Dec. 5 — The Blue Waters supercomputer was the driving petaflop power behind “Enabling Highly-Scalable Remote Memory Access Programming with MPI-3 One Sided,” awarded best technical paper at SC13 on Nov. 21 in Denver, Co.
This paper, written by Robert Gerstenberger, University of Illinois at Urbana-Champaign, and Torsten Hoefler (formally of NCSA) and Maciej Besta, both of ETH Zürich, is a product of a long-term effort by the message passing interface (MPI) community to standardize high-performance communications on today’s networks, most of which offer remote direct memory access (RDMA) features. The team proved the scalability and practicability of the MPI-3 programming interface for exploiting those RDMA networks directly and efficiently for the benefit of the HPC user.
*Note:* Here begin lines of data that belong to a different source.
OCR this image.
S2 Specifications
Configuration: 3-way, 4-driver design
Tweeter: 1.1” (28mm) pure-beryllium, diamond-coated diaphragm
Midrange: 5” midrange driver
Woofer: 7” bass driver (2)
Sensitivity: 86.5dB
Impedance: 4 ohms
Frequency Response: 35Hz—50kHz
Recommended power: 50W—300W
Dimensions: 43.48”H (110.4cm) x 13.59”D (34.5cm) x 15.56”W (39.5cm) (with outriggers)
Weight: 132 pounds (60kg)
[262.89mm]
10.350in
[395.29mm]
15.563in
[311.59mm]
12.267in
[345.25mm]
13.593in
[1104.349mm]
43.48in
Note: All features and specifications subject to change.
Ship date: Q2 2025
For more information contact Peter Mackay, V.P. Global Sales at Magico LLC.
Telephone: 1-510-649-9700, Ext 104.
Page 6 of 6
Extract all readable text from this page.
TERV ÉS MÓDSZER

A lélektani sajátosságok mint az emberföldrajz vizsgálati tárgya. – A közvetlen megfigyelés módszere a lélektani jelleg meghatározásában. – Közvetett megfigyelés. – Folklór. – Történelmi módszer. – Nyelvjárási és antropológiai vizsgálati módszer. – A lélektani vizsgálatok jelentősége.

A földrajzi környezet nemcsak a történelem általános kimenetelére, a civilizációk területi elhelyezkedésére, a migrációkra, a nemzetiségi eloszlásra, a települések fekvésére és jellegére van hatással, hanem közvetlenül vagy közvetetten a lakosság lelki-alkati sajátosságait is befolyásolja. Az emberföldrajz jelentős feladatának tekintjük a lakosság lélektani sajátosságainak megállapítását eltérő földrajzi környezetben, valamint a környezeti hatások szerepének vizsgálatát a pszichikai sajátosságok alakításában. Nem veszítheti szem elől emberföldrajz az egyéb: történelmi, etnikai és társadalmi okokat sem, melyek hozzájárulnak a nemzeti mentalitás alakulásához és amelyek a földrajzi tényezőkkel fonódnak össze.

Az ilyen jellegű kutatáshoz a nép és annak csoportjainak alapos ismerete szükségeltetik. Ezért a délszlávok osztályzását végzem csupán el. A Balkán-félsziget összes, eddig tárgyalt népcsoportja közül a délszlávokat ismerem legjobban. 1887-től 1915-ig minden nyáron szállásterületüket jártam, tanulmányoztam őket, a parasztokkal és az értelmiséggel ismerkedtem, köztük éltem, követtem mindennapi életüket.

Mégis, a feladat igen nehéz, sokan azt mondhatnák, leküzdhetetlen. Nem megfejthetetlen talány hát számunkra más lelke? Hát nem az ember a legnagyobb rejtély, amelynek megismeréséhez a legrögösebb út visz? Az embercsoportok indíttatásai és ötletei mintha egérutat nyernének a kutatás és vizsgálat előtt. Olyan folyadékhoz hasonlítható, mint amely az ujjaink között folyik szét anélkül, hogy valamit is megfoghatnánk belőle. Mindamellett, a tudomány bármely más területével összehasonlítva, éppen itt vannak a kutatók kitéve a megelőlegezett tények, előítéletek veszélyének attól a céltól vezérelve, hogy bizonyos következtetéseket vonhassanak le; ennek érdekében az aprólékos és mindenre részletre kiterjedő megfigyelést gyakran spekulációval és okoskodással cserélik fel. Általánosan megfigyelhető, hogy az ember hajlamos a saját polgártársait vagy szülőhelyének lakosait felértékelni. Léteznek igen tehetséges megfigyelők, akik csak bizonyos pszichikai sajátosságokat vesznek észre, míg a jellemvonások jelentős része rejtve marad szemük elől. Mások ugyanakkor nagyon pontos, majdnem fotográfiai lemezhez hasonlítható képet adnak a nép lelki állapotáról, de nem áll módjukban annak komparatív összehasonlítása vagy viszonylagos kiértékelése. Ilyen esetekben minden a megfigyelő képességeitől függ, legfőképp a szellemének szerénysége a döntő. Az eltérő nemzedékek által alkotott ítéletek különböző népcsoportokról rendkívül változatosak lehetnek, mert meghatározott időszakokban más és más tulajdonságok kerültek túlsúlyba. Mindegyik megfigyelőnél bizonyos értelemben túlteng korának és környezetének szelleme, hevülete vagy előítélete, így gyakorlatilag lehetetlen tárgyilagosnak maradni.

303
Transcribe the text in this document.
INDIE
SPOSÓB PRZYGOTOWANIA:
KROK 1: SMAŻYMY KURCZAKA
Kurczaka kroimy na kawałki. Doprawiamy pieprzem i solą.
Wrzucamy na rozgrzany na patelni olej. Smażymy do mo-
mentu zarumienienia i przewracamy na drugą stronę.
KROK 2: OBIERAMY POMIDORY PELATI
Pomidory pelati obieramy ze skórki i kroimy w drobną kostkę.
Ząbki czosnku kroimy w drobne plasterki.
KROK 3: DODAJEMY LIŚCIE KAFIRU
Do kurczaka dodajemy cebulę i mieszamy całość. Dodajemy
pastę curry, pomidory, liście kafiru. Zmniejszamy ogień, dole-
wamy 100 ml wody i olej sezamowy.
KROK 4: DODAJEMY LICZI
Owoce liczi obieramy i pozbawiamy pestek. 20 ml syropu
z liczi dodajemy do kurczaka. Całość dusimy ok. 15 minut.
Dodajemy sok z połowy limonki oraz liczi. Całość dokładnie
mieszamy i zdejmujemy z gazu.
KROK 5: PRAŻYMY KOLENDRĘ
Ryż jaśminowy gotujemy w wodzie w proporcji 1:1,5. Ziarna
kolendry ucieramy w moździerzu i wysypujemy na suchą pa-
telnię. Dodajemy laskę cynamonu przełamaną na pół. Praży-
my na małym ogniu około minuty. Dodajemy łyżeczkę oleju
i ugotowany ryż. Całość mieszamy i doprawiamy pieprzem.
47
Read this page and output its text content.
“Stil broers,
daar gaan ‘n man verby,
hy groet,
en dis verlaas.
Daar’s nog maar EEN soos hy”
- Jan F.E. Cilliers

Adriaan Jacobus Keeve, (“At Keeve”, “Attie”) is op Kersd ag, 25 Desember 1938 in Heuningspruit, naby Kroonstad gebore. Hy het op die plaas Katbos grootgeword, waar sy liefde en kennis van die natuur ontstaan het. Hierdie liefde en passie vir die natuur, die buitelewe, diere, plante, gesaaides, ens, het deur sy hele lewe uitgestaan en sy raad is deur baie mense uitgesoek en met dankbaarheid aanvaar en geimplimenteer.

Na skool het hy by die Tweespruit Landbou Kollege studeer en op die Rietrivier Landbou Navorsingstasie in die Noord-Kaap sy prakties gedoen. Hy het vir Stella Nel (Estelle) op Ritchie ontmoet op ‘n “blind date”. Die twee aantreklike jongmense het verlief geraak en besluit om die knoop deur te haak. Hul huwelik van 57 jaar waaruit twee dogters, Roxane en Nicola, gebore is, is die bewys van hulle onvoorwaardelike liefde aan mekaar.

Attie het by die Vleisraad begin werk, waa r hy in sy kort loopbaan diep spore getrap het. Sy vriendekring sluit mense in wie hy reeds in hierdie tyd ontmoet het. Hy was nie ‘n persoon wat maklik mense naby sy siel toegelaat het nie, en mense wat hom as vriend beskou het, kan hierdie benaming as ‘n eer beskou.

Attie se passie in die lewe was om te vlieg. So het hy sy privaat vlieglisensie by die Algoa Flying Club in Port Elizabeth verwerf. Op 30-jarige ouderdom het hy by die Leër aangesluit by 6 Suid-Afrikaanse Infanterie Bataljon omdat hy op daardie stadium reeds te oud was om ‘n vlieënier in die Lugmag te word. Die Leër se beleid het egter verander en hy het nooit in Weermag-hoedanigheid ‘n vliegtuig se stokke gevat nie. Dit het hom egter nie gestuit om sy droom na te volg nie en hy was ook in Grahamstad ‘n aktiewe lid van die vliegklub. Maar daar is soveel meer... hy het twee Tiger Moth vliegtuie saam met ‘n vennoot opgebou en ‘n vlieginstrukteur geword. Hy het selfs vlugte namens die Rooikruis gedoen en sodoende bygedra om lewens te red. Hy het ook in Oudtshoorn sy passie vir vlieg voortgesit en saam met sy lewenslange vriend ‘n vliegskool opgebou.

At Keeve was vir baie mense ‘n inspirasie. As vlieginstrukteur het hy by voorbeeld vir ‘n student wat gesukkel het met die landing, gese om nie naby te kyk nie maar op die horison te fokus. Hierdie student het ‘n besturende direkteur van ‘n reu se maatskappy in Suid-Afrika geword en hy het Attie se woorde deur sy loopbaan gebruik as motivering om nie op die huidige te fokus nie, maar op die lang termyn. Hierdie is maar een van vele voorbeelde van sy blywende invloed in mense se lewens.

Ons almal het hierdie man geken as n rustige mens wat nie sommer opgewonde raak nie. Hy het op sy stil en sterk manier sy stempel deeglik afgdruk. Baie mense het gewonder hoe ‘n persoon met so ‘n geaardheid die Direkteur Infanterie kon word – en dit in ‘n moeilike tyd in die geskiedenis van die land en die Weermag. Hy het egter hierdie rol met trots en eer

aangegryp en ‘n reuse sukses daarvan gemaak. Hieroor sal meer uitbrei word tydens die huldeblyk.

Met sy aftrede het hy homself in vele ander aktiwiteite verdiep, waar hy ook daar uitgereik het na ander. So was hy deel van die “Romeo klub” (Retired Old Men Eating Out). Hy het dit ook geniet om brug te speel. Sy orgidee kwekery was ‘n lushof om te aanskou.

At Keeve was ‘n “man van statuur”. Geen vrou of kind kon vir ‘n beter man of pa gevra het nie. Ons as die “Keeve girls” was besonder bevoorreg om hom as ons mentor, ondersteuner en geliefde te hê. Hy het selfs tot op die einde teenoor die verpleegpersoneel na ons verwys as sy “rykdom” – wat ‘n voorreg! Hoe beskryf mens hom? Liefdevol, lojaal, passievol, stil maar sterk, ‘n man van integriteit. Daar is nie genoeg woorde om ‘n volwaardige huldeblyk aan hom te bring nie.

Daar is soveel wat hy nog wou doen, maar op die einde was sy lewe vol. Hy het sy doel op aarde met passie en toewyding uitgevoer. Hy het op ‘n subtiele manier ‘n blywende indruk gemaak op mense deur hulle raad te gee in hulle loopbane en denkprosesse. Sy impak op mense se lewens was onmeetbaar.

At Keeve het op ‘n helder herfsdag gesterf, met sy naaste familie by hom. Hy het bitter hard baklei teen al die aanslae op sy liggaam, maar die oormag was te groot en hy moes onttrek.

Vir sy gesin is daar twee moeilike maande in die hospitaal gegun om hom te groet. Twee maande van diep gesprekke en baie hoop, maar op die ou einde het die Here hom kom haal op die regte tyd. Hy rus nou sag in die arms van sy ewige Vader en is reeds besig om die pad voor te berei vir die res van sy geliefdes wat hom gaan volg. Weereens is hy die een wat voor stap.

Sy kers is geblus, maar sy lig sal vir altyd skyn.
During their nearly full-scale run on Blue Waters, they experienced significant performance improvements in both communications and synchronization. For example, the typical number of instructions needed in a single communication can range from anywhere in the hundreds up to the thousands; however, they were able to reduce the number to 78. This communication improvement also meant an improvement in overheads, down to 20 nanoseconds from the typical 100-500. And the successes didn’t end there; on the synchronization side, the group designed protocols to support scaling to millions of cores, enabling access to extremely large systems for the user.
“These results change your way of thinking. It changes your way of programming. Which is very important in the sense that we can now actually distinguish between communication and synchronization; subsequently, the user has those two tools separately at their disposal,” says co-author Torsten Hoefler, assistant professor of Computer Science at ETH Zürich and formally leader of the modeling and simulations efforts with the Blue Waters project at NCSA.
Armed with this new information, the user has the ability to go in and change the application at the critical parts while leaving everything else intact. And being able to stay within the same programming model like that, allows the user to easily port existing code to a new mode.
“So that is one rather powerful motive moving all applications forward. There are users moving towards low-level DMAP implementations on Blue Waters, and those users could just go to a standardized interface and then have the portability benefits,” continues Hoefler. “We are now enabling a portable mode of high-performance scalable programming. That is the big benefit.”
The full paper can be found in the ACM Digital Library at http://dl.acm.org/citation.cfm?doid=2503210.2503286.